Great crime fiction, and Noir literature, its parent, got its power from muscular commentaries on society. Gustave Flaubert’s noir novel, Madame Bovary, wasn’t simple minded to say the least. It was this commentary that made the works powerful. They were usually progressive — but not always — in as much as they sought to portray modernity, especially the power of money and the reality of class conflict, from the working stiff’s point of view.
But they also could, and did, deal with Capitalism’s need for Colonial power and possession. “East of Suez” is after all more than a Ska song. I was pleased to see that Monsieur Spade deals with the French colonial war in Algeria, starting in 1954, head on. (It may have been De Gaul’s undoing.)
The show’s writers also deal with the way national intelligence agencies, in this case French, were becoming very important players and unseen movers after the Second World War.
And we know these same intelligence services could go rogue and be very nasty.
Here is a quote from the famous French novel, The Centurions, about the infamous French paratroopers,1st Foreign Parachute Regiment, who fought in Algeria — and before that, in Vietnam. Many were recruited from French prisons and were former French SS types, who had fought for Germany during the war and offered a choice: rot in jail or go to Vietnam and fight. (Read: The Captive Dreamer by Christian De La Maziere. A firsthand account of a French SS officer who was given that choice.)
The Centurions:
“I’d like to have two armies: one for display, with lovely guns, tanks, little soldiers, fanfares, staffs, distinguished and doddering generals, and dear little regimental officers . . . an army that would be shown for a modest fee on every fairground in the country. The other would be the real one, composed entirely of young enthusiasts in camouflage battledress, who would not be put on display but . . . to whom all sorts of tricks would be taught. That’s the army in which I should like to fight.”
The Espiocracy, and their colonial wars, are what Le Carre and others have tried to warn us about. The brutality displayed by both sides in the Algerian struggle for independence is the series’ backstory and gives it a powerful theme and makes it interesting and the narrative believable. (Ukraine anyone?) The series is much more than about bodies dropping, or cool fedoras. Yes, Sam Spade parachutes into southern France, so to speak, but we believe it.

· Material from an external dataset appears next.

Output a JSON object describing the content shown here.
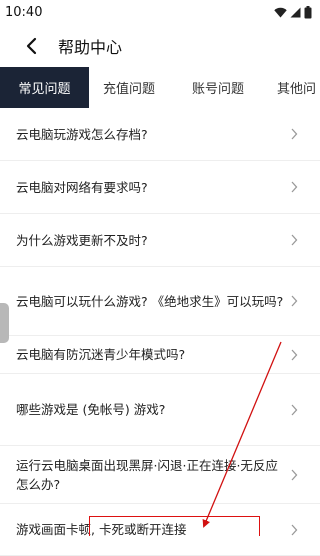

Is there anything I didn’t like about the show? Yes. The pilot is weak at first, unable to deal with Sam in France — they tried too hard. I think the show runners, who brought us the wonderful Queen’s Gambit, talented as they are, dropped the ball there.
The ending doesn’t match up to the interior of the series either. But the parts in between these mal pasos are at times perfect and always entertaining.
Spade is the wise-cracking hard guy that we expect. The customary Spadian bon mots serve to juxtapose him to the French, who just don’t care or get him. The actors, many are French, are wonderful and pull you in. By the way, French TV series, like Spiral and The French Village, are truly great TV series.
If you are any kind of Francophile, as I admit I am, you will enjoy Monsieur Spade’s location which makes you want to jump on a plane and lose yourself in the South of France.
And like Spade, dive into an elegant swimming pool, butt naked, and forget where you came from.